Vaksin dan Hak Warga Negara

Fenomena vaksin di tengah masyarakat, hingga kini masih terjadi pro dan kontra.  Masyarakat sadar dan percaya akan adanya Covid-19. Namun di satu sisi, masyarakat juga punya hak untuk menentukan pengobatan yang tepat untuk dirinya, berdasarkan dari data-data yang diperoleh.

Bisa jadi, vaksin yang ada sekarang sebagian masyarakat tidak bisa menerima dengan berbagai alasan tertentu. Salah satu contoh kasus mengenai warga negara, yang sudah divaksin. Tapi masih terkena Covid-19. Dalam artian, tidak menghentikan dan apalagi ada vaksin tahap 2, bahkan kemungkinan besar ada tahap 3 dan seterusnya. Karena tidak ada kepastian dari pemerintah.

- Advertisement -

Surat Edaran (SE) Kementerian Perhubungan No 45 tahun 2021, tentang PPKM Darurat mewajibkan masyarakat pengguna transportasi udara, salah satu poinnya, mewajibkan persyaratan sertifikasi vaksin tahap 1. Vaksin yang secara langsung dimasukkan ke dalam tubuh, berbeda dengan PCR/antigen. Karena sebuah pembuktian bahwa tubuh kita bebas dari Covid-19, dan ini bisa dimaklumi dikarenakan tidak ada zat yang dimasukkan ke dalam tubuh manusia.

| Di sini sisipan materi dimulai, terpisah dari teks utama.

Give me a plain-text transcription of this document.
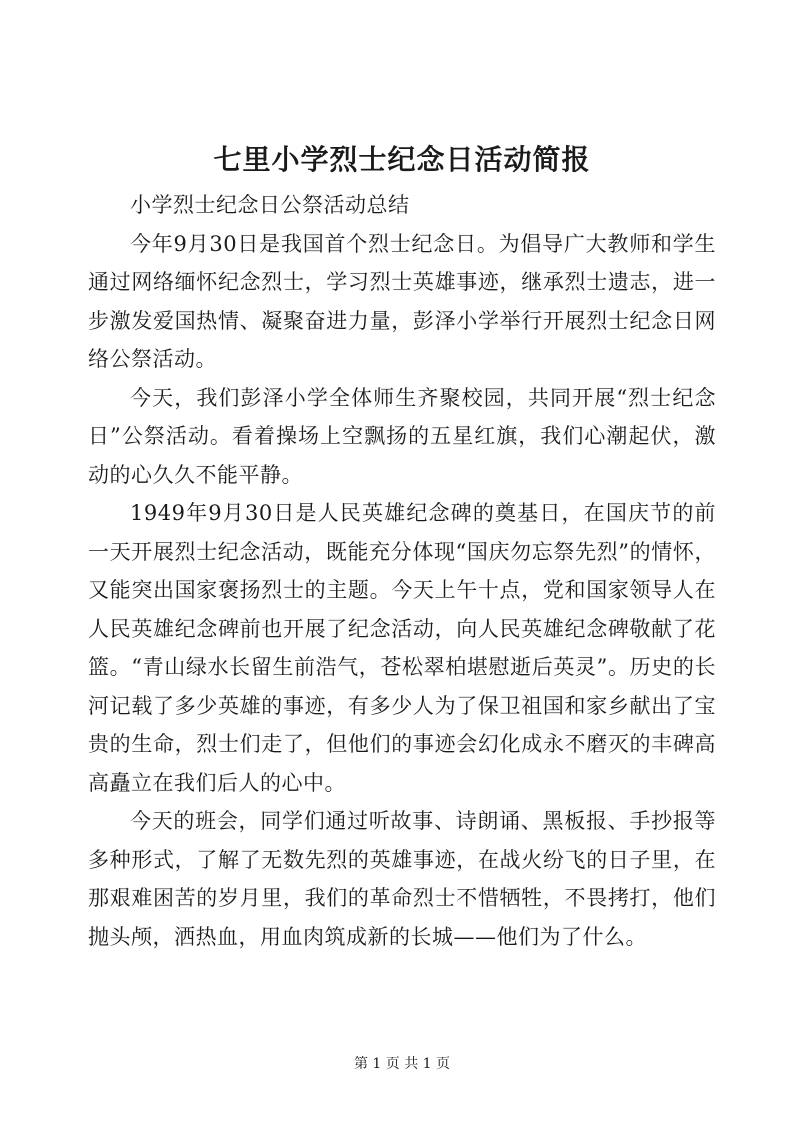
七里小学烈士纪念日活动简报

小学烈士纪念日公祭活动总结

今年9月30日是我国首个烈士纪念日。为倡导广大教师和学生通过网络缅怀纪念烈士，学习烈士英雄事迹，继承烈士遗志，进一步激发爱国热情、凝聚奋进力量，彭泽小学举行开展烈士纪念日网络公祭活动。

今天，我们彭泽小学全体师生齐聚校园，共同开展“烈士纪念日”公祭活动。看着操场上空飘扬的五星红旗，我们心潮起伏，激动的心久久不能平静。

1949年9月30日是人民英雄纪念碑的奠基日，在国庆节的前一天开展烈士纪念活动，既能充分体现“国庆勿忘祭先烈”的情怀，又能突出国家褒扬烈士的主题。今天上午十点，党和国家领导人在人民英雄纪念碑前也开展了纪念活动，向人民英雄纪念碑敬献了花篮。“青山绿水长留生前浩气，苍松翠柏堪慰逝后英灵”。历史的长河记载了多少英雄的事迹，有多少人为了保卫祖国和家乡献出了宝贵的生命，烈士们走了，但他们的事迹会幻化成永不磨灭的丰碑高高矗立在我们后人的心中。

今天的班会，同学们通过听故事、诗朗诵、黑板报、手抄报等多种形式，了解了无数先烈的英雄事迹，在战火纷飞的日子里，在那艰难困苦的岁月里，我们的革命烈士不惜牺牲，不畏拷打，他们抛头颅，洒热血，用血肉筑成新的长城——他们为了什么。

第 1 页 共 1 页
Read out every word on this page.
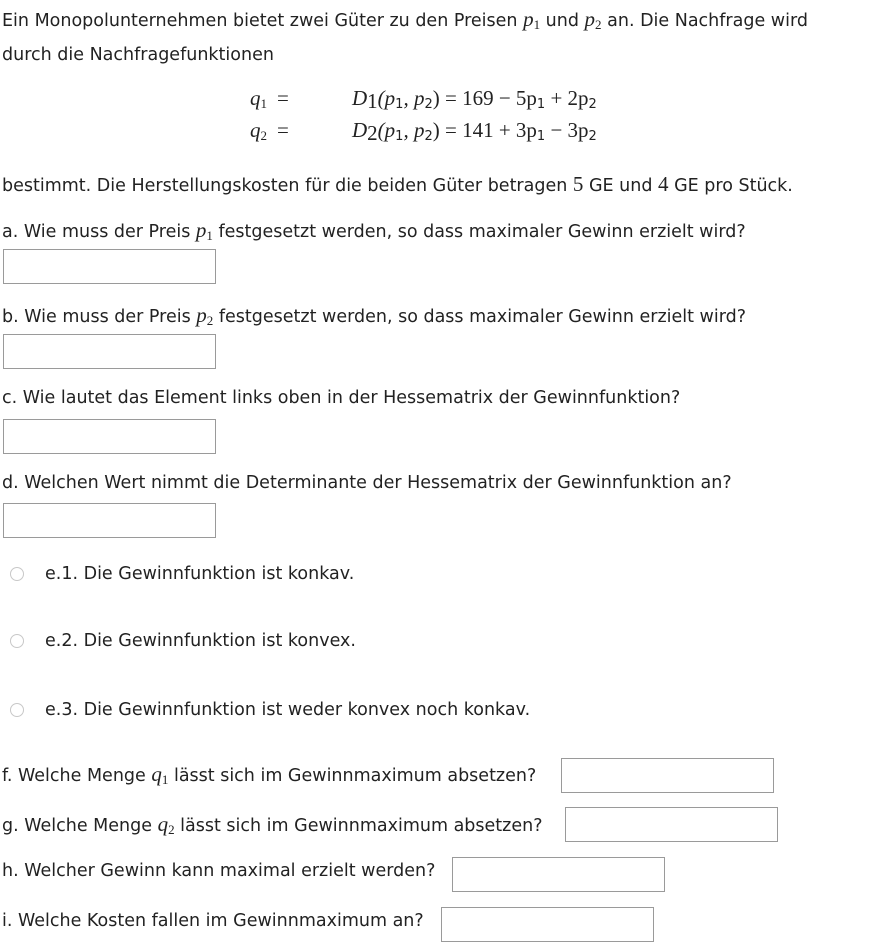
Ein Monopolunternehmen bietet zwei Güter zu den Preisen $p_1$ und $p_2$ an. Die Nachfrage wird durch die Nachfragefunktionen
$q_1$ =	$D_1(p_1$, $p_2) = 169 - 5p_1 + 2p_2$
$q_2$ =	$D_2(p_1$, $p_2) = 141 + 3p_1 - 3p_2$
bestimmt. Die Herstellungskosten für die beiden Güter betragen 5 GE und 4 GE pro Stück.
a. Wie muss der Preis $p_1$ festgesetzt werden, so dass maximaler Gewinn erzielt wird?
b. Wie muss der Preis $p_2$ festgesetzt werden, so dass maximaler Gewinn erzielt wird?
c. Wie lautet das Element links oben in der Hessematrix der Gewinnfunktion?
d. Welchen Wert nimmt die Determinante der Hessematrix der Gewinnfunktion an?
e.1. Die Gewinnfunktion ist konkav.
e.2. Die Gewinnfunktion ist konvex.
e.3. Die Gewinnfunktion ist weder konvex noch konkav.
f. Welche Menge $q_1$ lässt sich im Gewinnmaximum absetzen?
g. Welche Menge $q_2$ lässt sich im Gewinnmaximum absetzen?
h. Welcher Gewinn kann maximal erzielt werden?
i. Welche Kosten fallen im Gewinnmaximum an?
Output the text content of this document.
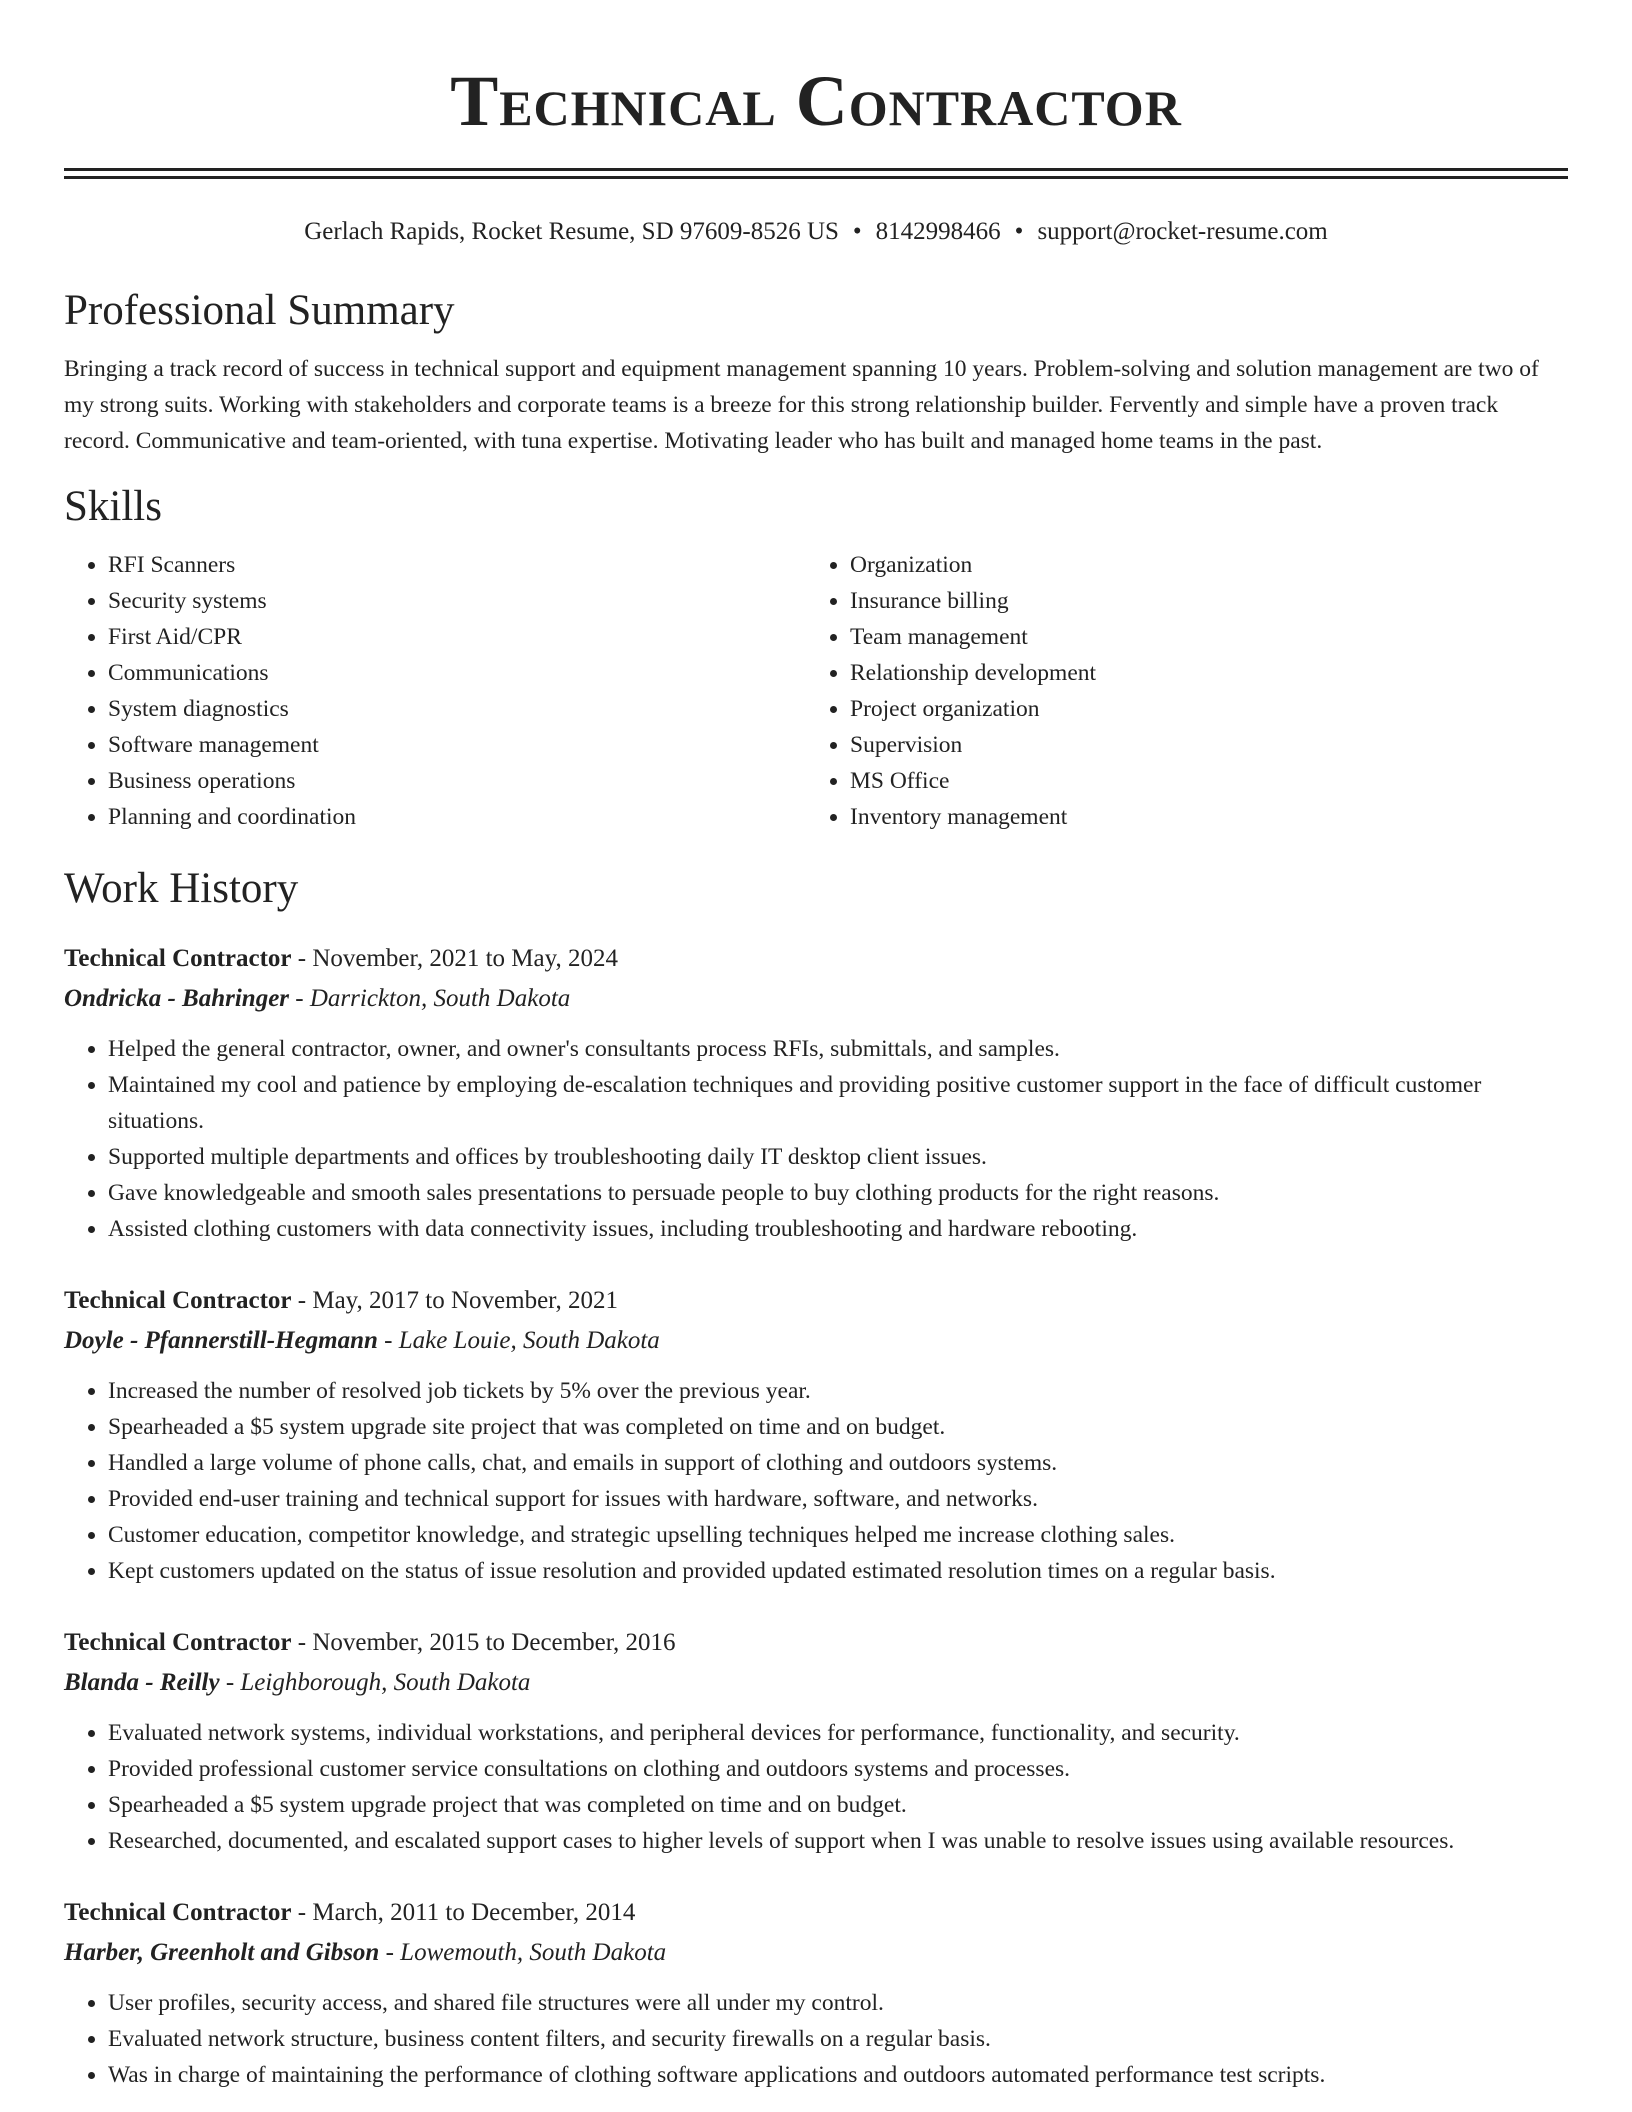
Technical Contractor
Gerlach Rapids, Rocket Resume, SD 97609-8526 US • 8142998466 • support@rocket-resume.com
Professional Summary
Bringing a track record of success in technical support and equipment management spanning 10 years. Problem-solving and solution management are two of my strong suits. Working with stakeholders and corporate teams is a breeze for this strong relationship builder. Fervently and simple have a proven track record. Communicative and team-oriented, with tuna expertise. Motivating leader who has built and managed home teams in the past.
Skills
• RFI Scanners
• Security systems
• First Aid/CPR
• Communications
• System diagnostics
• Software management
• Business operations
• Planning and coordination
• Organization
• Insurance billing
• Team management
• Relationship development
• Project organization
• Supervision
• MS Office
• Inventory management
Work History
Technical Contractor - November, 2021 to May, 2024
Ondricka - Bahringer - Darrickton, South Dakota
• Helped the general contractor, owner, and owner's consultants process RFIs, submittals, and samples.
• Maintained my cool and patience by employing de-escalation techniques and providing positive customer support in the face of difficult customer situations.
• Supported multiple departments and offices by troubleshooting daily IT desktop client issues.
• Gave knowledgeable and smooth sales presentations to persuade people to buy clothing products for the right reasons.
• Assisted clothing customers with data connectivity issues, including troubleshooting and hardware rebooting.
Technical Contractor - May, 2017 to November, 2021
Doyle - Pfannerstill-Hegmann - Lake Louie, South Dakota
• Increased the number of resolved job tickets by 5% over the previous year.
• Spearheaded a $5 system upgrade site project that was completed on time and on budget.
• Handled a large volume of phone calls, chat, and emails in support of clothing and outdoors systems.
• Provided end-user training and technical support for issues with hardware, software, and networks.
• Customer education, competitor knowledge, and strategic upselling techniques helped me increase clothing sales.
• Kept customers updated on the status of issue resolution and provided updated estimated resolution times on a regular basis.
Technical Contractor - November, 2015 to December, 2016
Blanda - Reilly - Leighborough, South Dakota
• Evaluated network systems, individual workstations, and peripheral devices for performance, functionality, and security.
• Provided professional customer service consultations on clothing and outdoors systems and processes.
• Spearheaded a $5 system upgrade project that was completed on time and on budget.
• Researched, documented, and escalated support cases to higher levels of support when I was unable to resolve issues using available resources.
Technical Contractor - March, 2011 to December, 2014
Harber, Greenholt and Gibson - Lowemouth, South Dakota
• User profiles, security access, and shared file structures were all under my control.
• Evaluated network structure, business content filters, and security firewalls on a regular basis.
• Was in charge of maintaining the performance of clothing software applications and outdoors automated performance test scripts.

Sesuai pasal 5 ayat 3 UU No 36 tahun 2009, tentang Kesehatan. Bahwasanya, setiap orang berhak untuk secara mandiri dan bertanggung jawab, menentukan sendiri pelayan kesehatan yang diperlukan bagi dirinya.  Secara hirarki Perundang-undangan No 15/2019, Perubahan atas UU No 12 tahun 2011,dan Perubahan atas UU No 10/2004 biasa dikenal dengan hirarki Perundang-undangan.

- Advertisement -

SE Kementerian Perhubungan mewajibkan vaksin, bertentangan dengan undang-undang. Masyarakat yang tidak mau divaksin, sementara membutuhkan moda transportasi udara, apalagi untuk keperluan bisnis dan kepentingan lainnya.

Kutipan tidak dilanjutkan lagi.